На это мне оставалось только закатить скандал. И я закатила - я вскочила с дивана, выбежала в коридор и стала швырять в Сабину все туфли, и наши, и ихние. Когда туфли кончились, а их было немного и у нас, и у них, я села на пол и заплакала. Сабина подошла, обняла меня за плечи и сказала ласково, будто это не я швыряла в нее туфли:
«Ну, поскандалила и хватит. Теперь расскажи мне все спокойно и по порядку».
И я ей все рассказала, спокойно и по порядку – и про маму с папой, и про маму Валю с папой Лешей, и про то, как я стала Столярова, и как Митенька ехал на меня на красном велосипеде, и как Ирка с няней Дашей искали меня в кустах, и как шофер Коля привез Ирку в нашу школу и мы с ней подружились. И когда я кончила рассказывать, я утерла сопли правой рукой.
5.
Жизнь пошла почти спокойная. Мама Валя, наконец, поверила в Сабину, Павел Наумович опять уехал к себе в Краснодар, где у него, вроде бы, была другая жена, на которой он женился, пока Сабина моталась по заграницам, вместо того, чтобы ехать к мужу.

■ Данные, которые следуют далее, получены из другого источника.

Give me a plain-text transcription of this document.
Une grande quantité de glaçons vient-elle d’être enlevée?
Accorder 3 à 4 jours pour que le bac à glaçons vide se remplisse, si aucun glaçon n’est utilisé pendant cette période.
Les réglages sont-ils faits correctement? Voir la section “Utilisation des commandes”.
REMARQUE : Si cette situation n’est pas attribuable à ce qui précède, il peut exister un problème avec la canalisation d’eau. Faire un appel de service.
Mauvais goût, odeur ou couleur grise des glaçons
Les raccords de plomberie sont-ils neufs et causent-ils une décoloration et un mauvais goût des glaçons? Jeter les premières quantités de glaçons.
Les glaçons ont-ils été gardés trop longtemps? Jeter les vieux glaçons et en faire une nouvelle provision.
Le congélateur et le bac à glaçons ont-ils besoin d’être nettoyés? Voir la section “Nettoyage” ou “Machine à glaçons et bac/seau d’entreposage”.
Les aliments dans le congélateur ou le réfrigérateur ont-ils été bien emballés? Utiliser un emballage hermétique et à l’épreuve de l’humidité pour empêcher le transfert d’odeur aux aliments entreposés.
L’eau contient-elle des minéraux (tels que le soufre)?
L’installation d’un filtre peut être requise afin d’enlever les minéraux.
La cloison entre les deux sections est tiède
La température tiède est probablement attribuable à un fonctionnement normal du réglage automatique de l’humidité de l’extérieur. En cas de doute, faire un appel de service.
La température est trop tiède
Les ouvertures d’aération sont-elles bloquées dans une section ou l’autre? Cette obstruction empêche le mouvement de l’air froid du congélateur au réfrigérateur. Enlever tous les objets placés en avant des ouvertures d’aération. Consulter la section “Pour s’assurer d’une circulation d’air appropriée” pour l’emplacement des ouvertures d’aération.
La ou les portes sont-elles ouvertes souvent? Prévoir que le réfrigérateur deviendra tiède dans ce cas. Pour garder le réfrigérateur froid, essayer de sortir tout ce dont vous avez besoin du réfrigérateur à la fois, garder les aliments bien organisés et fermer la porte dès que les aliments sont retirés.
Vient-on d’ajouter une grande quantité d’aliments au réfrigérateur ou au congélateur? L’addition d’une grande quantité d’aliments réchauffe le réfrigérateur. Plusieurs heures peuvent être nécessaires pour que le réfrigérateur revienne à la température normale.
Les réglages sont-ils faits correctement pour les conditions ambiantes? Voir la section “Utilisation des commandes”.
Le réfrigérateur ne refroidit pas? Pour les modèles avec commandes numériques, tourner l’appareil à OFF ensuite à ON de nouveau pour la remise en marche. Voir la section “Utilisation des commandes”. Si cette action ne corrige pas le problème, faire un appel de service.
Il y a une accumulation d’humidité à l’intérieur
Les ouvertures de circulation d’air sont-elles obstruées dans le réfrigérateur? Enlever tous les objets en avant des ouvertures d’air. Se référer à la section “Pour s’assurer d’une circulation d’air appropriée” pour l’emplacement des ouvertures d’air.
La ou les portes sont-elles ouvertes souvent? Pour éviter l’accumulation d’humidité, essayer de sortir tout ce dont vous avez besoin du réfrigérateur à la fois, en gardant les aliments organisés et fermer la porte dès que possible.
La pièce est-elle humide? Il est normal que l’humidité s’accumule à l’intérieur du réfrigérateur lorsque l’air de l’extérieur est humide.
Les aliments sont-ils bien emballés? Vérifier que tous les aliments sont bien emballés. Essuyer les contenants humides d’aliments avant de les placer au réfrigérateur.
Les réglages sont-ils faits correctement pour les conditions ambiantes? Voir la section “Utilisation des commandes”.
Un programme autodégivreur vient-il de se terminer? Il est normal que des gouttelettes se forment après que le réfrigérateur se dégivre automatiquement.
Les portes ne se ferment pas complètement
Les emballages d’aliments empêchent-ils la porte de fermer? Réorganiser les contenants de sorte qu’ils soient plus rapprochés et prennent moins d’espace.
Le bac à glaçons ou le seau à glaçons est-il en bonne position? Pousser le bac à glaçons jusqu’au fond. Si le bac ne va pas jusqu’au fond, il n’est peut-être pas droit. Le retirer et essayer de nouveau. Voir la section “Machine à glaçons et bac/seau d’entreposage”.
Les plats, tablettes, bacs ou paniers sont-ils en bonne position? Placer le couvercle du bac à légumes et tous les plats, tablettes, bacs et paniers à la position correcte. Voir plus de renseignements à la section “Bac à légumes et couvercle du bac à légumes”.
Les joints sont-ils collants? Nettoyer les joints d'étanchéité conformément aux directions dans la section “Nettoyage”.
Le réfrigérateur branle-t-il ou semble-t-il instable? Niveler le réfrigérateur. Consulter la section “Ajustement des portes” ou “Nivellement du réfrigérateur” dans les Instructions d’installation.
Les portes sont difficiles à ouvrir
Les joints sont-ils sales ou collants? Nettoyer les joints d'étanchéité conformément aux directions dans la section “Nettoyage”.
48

За это упрекала ее Рената, когда сердилась на мать, а сердилась она все чаще и чаще. Ева утешала Сабину, что Рената сердится от огорчения за свою грустную жизнь, которая, по ее словам, пропадает даром.
Она могла бы быть концертирующей (шикарное новое слово!) пианисткой, а не бренчать ерунду на детских утренниках. Сабина жаловалась мне: «Она права, бедная моя девочка. Но при чем тут я?»
После того, как я открыла Сабине всю правду о себе, она дружила со мной больше, чем со своими дочками. Наверно потому, что я не играла ни на скрипке, ни на пианино, а целые дни сидела рядом с ней и училась всему, чему она хотела меня научить. А они ничему не хотели у нее учиться – им казалось, что она испортила им жизнь: зачем она столько лет провела заграницей и зачем вернулась в Россию? А мне она жизнь только исправила, и я ей рассказывала все, что со мной случалось.
Главной моей заботой стала Ирка Краско, которая ни на шаг от меня не отходила ни на одной переменке. Я уже догадалась, что ей очень одиноко в нашей роскошной квартире, - еще бы, целый день торчать там с глупой няней Дашей и с глупым толстым Митенькой! Ее никуда не выпускали без шофера Коли, а она никуда не хотела с ним ездить - она была уверена, что он за ней шпионит. Может, это ей казалось от бесконечных книжек, которые она с тоски читала без перерыва, а может, он и вправду за ней шпионил? Ведь странно, что его оставили возить Иркиного папу, после того, как он много лет возил моего. Может, он и за нашими папами шпионил?